Многообразные скрытноживущие шебуршат в крошках, лобковых волосах, винных кляксах, табачном пепле и лохмотьях, в соре драхмовых пузырьков кокаина, у каждого – красная бакелитовая пробка с печатью «Мерка» из Дармштадта. Атмосфера жучков заканчивается где-то в дюйме от пола, идеальная влажность, темнота, стабильность температуры. Никто их не тревожит. У Зойре действует невысказанное соглашение жучков ногами не давить.
– Вы запутались в тональности, – орет Густав. – Вы в капкане. Тональность – это игра. Все это – игры.
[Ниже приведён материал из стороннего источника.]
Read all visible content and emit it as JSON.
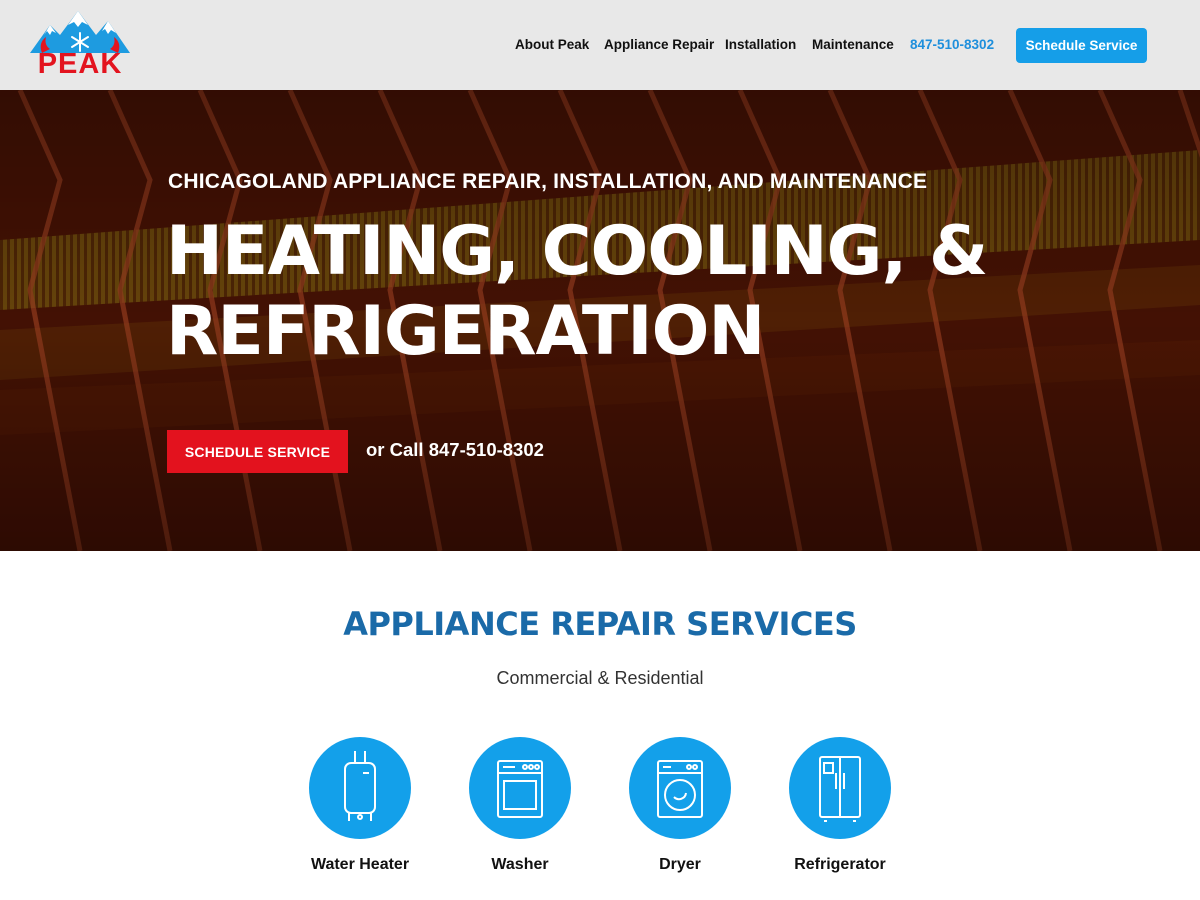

Вы слишком стары. Вы никогда не выйдете из игры – в Звукоряд. Звукоряд – просветление.
– Звукоряд – тоже игра. – Зойре сидит, ухмыляется, ложечкой из слоновой кости нагребает в ноздри невероятные кучи кокаина, перебирает весь свой репертуар: выпрямленная рука гигантской кривой ныряет
Ленитроп бредет по тропе к горному ручью, где на всю ночь оставил отмокать свою гармонику, заклинив ее между камнями в спокойной заводи.
– Ваши «свет и доброта» – ловля обреченных на крючок, – грит Густав. – От этих прыгучих мелодиек, какую ни возьми, смердит смертностью. – Он хмуро обезглавливает зубами пузырек кокаина и плюется красным мусором в мерцающих жучков.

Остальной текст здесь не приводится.